After a further 25 minutes of quick thinking and hard work, the man regained his pulse – something we call ROSC (Return Of Spontaneous Circulation), however, his heart rhythm was one which would not sustain life and another shock was given to ‘revert’ it back to a normal sinus rhythm. The Doctor, with agreement from all those involved, decided the ‘likely‘ cause – we never really know in these situations – was a Heart Attack which had caused the Cardiac Arrest. There is a specialist hospital that deals with this sort of emergency and it was decided that as the man was too unstable to fly, we would travel by road to this hospital in the next major city.

When everyone was ready, I began the 30 minute blue light drive. It’s a funny feeling up there in the cab on your own. You have a huge responsibility to deliver precious cargo there safely but quickly. The drive must be progressive but smooth. You need to look far into the distance to pick a route through traffic that will cause the least amount of movement in the back of the ambulance and have a 360 degree awareness. It is knackering!

30 minutes later, we arrived and I opened the back doors to lower the tail lift to unload the patient. I’m met by the Doctor who said “that was superb!” High praise indeed! I thanked him and continued to assist with unloading. The patient had maintained ROSC and was making respiratory effort but was unconscious and still very unwell.

We wheeled him in to the resus’ bay and the Doctor handed over to the lead hospital clinician where they set to work attaching leads, taking blood, checking the airway, listening to his chest, arranging scans and a host of other things.

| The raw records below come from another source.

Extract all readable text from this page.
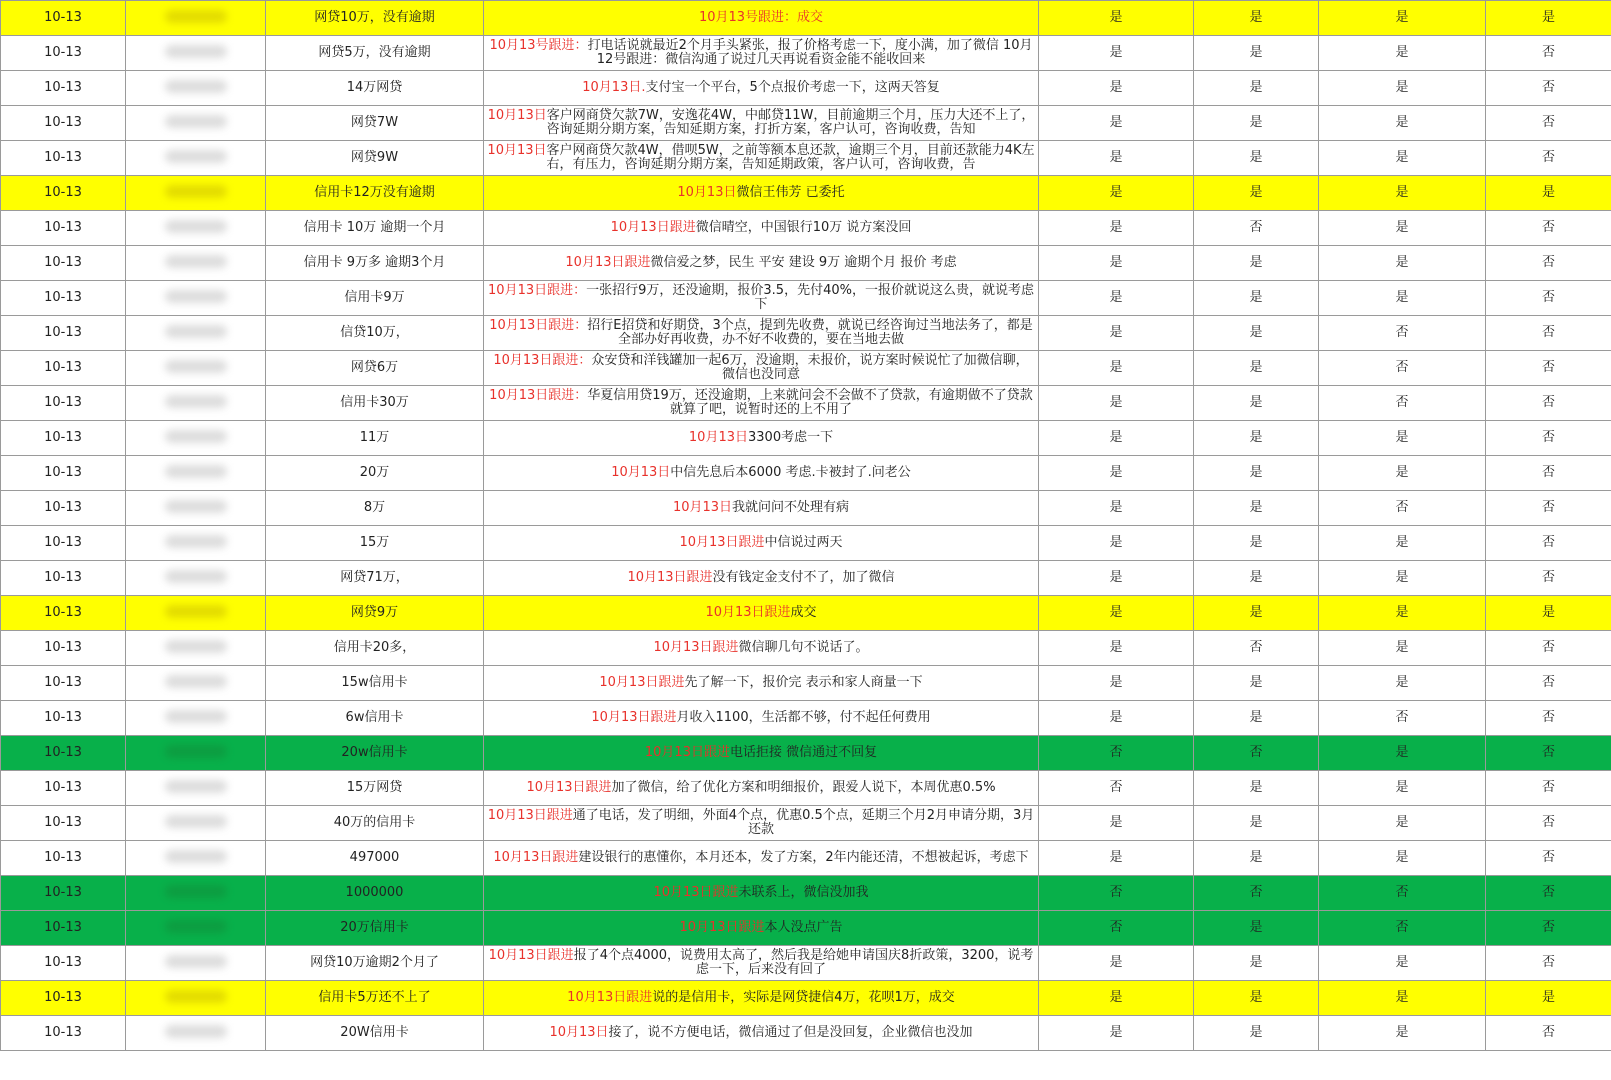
10-13		网贷10万，没有逾期	10月13号跟进：成交	是	是	是	是
10-13		网贷5万，没有逾期	10月13号跟进：打电话说就最近2个月手头紧张，报了价格考虑一下，度小满，加了微信 10月12号跟进：微信沟通了说过几天再说看资金能不能收回来	是	是	是	否
10-13		14万网贷	10月13日.支付宝一个平台，5个点报价考虑一下，这两天答复	是	是	是	否
10-13		网贷7W	10月13日客户网商贷欠款7W，安逸花4W，中邮贷11W，目前逾期三个月，压力大还不上了，咨询延期分期方案，告知延期方案，打折方案，客户认可，咨询收费，告知	是	是	是	否
10-13		网贷9W	10月13日客户网商贷欠款4W，借呗5W，之前等额本息还款，逾期三个月，目前还款能力4K左右，有压力，咨询延期分期方案，告知延期政策，客户认可，咨询收费，告	是	是	是	否
10-13		信用卡12万没有逾期	10月13日微信王伟芳 已委托	是	是	是	是
10-13		信用卡 10万 逾期一个月	10月13日跟进微信晴空，中国银行10万 说方案没回	是	否	是	否
10-13		信用卡 9万多 逾期3个月	10月13日跟进微信爱之梦，民生 平安 建设 9万 逾期个月 报价 考虑	是	是	是	否
10-13		信用卡9万	10月13日跟进：一张招行9万，还没逾期，报价3.5，先付40%，一报价就说这么贵，就说考虑下	是	是	是	否
10-13		信贷10万，	10月13日跟进：招行E招贷和好期贷，3个点，提到先收费，就说已经咨询过当地法务了，都是全部办好再收费，办不好不收费的，要在当地去做	是	是	否	否
10-13		网贷6万	10月13日跟进：众安贷和洋钱罐加一起6万，没逾期，未报价，说方案时候说忙了加微信聊，微信也没同意	是	是	否	否
10-13		信用卡30万	10月13日跟进：华夏信用贷19万，还没逾期，上来就问会不会做不了贷款，有逾期做不了贷款就算了吧，说暂时还的上不用了	是	是	否	否
10-13		11万	10月13日3300考虑一下	是	是	是	否
10-13		20万	10月13日中信先息后本6000 考虑.卡被封了.问老公	是	是	是	否
10-13		8万	10月13日我就问问不处理有病	是	是	否	否
10-13		15万	10月13日跟进中信说过两天	是	是	是	否
10-13		网贷71万，	10月13日跟进没有钱定金支付不了，加了微信	是	是	是	否
10-13		网贷9万	10月13日跟进成交	是	是	是	是
10-13		信用卡20多，	10月13日跟进微信聊几句不说话了。	是	否	是	否
10-13		15w信用卡	10月13日跟进先了解一下，报价完 表示和家人商量一下	是	是	是	否
10-13		6w信用卡	10月13日跟进月收入1100，生活都不够，付不起任何费用	是	是	否	否
10-13		20w信用卡	10月13日跟进电话拒接 微信通过不回复	否	否	是	否
10-13		15万网贷	10月13日跟进加了微信，给了优化方案和明细报价，跟爱人说下，本周优惠0.5%	否	是	是	否
10-13		40万的信用卡	10月13日跟进通了电话，发了明细，外面4个点，优惠0.5个点，延期三个月2月申请分期，3月还款	是	是	是	否
10-13		497000	10月13日跟进建设银行的惠懂你，本月还本，发了方案，2年内能还清，不想被起诉，考虑下	是	是	是	否
10-13		1000000	10月13日跟进未联系上，微信没加我	否	否	否	否
10-13		20万信用卡	10月13日跟进本人没点广告	否	是	否	否
10-13		网贷10万逾期2个月了	10月13日跟进报了4个点4000，说费用太高了，然后我是给她申请国庆8折政策，3200，说考虑一下，后来没有回了	是	是	是	否
10-13		信用卡5万还不上了	10月13日跟进说的是信用卡，实际是网贷捷信4万，花呗1万，成交	是	是	是	是
10-13		20W信用卡	10月13日接了，说不方便电话，微信通过了但是没回复，企业微信也没加	是	是	是	否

We then were left with the mammoth job of clearing up.

He was alone shopping when he collapsed, but the Officer and I had found his wallet and ID so had his name and address, he also had his next of kin details which we passed to the Police.

I have no idea what happened to the man after we left, but I do hope he survived. If it was not to be, I hope his family were able to come and be by his side before he passed away. Either way, he had been given every chance of survival.

When reflecting on the job, I realised that was the first Cardiac Arrest I had attended where I had not done a single chest compression! Many hands and all that.

The following day, I attended an incident in Bath with my other Crew mate. I don’t like putting city names in my posts but this is important.

We were first on scene at a horrendous incident that made national news on the 9th February 2015 where 4 people were killed in a dreadful accident. I just want you to know that yes, I was there. Yes, it was horrific. And no, I will never be posting it on here.  My trust has been superb in supporting all ambulance staff involved and I have had lots of support from colleagues, friends and of course my beautiful fiancé.